So what happened yesterday was that Chris Christie set up a press conference and stood before reporters for more than an hour and a half to apologize, sort of, for the colossal, politically incorrect, on-purpose screw-up that caused the week-long closing off portions of the George Washington Bridge at Fort Lee, N.J.
The apology for the undisputed fact that his own aides had orchestrated the closing was short and sweet compared to the hand-wringing that followed while Chris Christie, the ultimate victim here, explained to reporters how he felt when he discovered that he had been betrayed by members of his trusted staff.
He felt sad. He was sad. He was so sad:
"I'm sad. I'm sad. That's the predominant emotion I feel right now is sadness, sadness that I was betrayed by a member of my staff, sadness that I had people who I entrusted with important jobs who acted completely inappropriately, sad that that's led the people of New Jersey to have less confidence in the people that I've selected. The emotion that I've been displaying in private is sad."
The initial blow-up was over the vindictive phony shutting down of toll booths and portions of the insanely busy George Washington bridge. It ended up causing days of needless chaos for what turned out to be an odd game of supposed retaliation by Christie's staff against Fort Lee's Democratic mayor, Mark Sokolich, for not endorsing their guy in the last election. Their guy, Chris Christie! That guy!
But after all that, their guy Christie, true to form, felt nobody else's emotion but his own. It's true he mentioned the bridge fiasco a few times, but the main thrust of the news conference was about Christie's own strong feeling of betrayal. Yes, the buck stops there, and yes, that mess on the bridge was awful, but how can he get across to the reporters in the room just how affected he was by his staff's actions against him? It was as if the chaos caused by the phony toll booth and lane closings was nothing more than collateral damage: The real story was Et tu, Brute?

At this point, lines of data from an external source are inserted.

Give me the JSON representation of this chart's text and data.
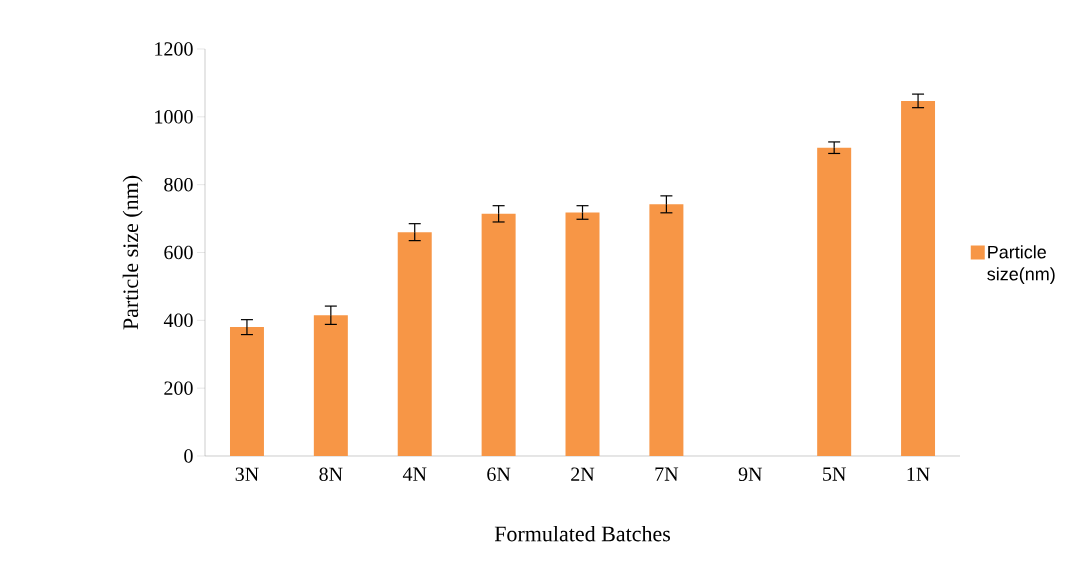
{
  "chart_data": {
    "type": "bar",
    "xlabel": "Formulated Batches",
    "ylabel": "Particle size (nm)",
    "categories": [
      "3N",
      "8N",
      "4N",
      "6N",
      "2N",
      "7N",
      "9N",
      "5N",
      "1N"
    ],
    "series": [
      {
        "name": "Particle size(nm)",
        "color": "#f79646",
        "values": [
          380,
          415,
          660,
          714,
          718,
          742,
          null,
          909,
          1047
        ],
        "errors": [
          22,
          27,
          25,
          24,
          20,
          25,
          null,
          17,
          20
        ]
      }
    ],
    "ylim": [
      0,
      1200
    ],
    "yticks": [
      0,
      200,
      400,
      600,
      800,
      1000,
      1200
    ],
    "legend": "right"
  }
}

(By the way, Rachel Maddow made a pretty convincing argument last night that the traffic jam vendetta wasn't really over the mayor but was, rather, against New Jersey Democrats who wouldn't give the Gov what he wanted when it came to Supreme Court justices. It's all about the timing.)
Egos are a dime a dozen in politics. Every politician has one, and usually it's a doozy. It has to be, in order to go through that whole election process. When you go into it knowing hundreds if not thousands if not millions of people are going to hate you and make fun of you and try to bring you down in the process, something besides the thought of doing good deeds is driving you.
If, once elected, politicians could check their egos at the door, let's face it--they wouldn't be nearly as entertaining. The quiet drudges get no press, and that's a fact. Gov. Christie has built a pretty good career on being a callous blowhard while showing signs every now and then of an underlying humanity, often enough to be forgiven for his theretofore signature rudeness. (See Hurricane Sandy) But it's Christie's ego that gets him every time. In the end, it's always all about him.
A healthy ego can be a marvelous thing (See Nelson Mandela, Gandhi, FDR, Martin Luther King, Jesus), but in the wrong heads it's the malignancy that will be the death of those folks yet. Witness John Edwards, Anthony Weiner, Thaddeus McCotter, Herman Cain. . .
Chris Christie went to Fort Lee yesterday to meet with the mayor there and apologize personally, even though the mayor all but begged him not to come. He went anyway, because that's who he is. He gives orders, he doesn't take them.
But he didn't give the order to mess with the toll booths and set up the cones of artifice on the George Washington Bridge. Because what do you think he is--stupid?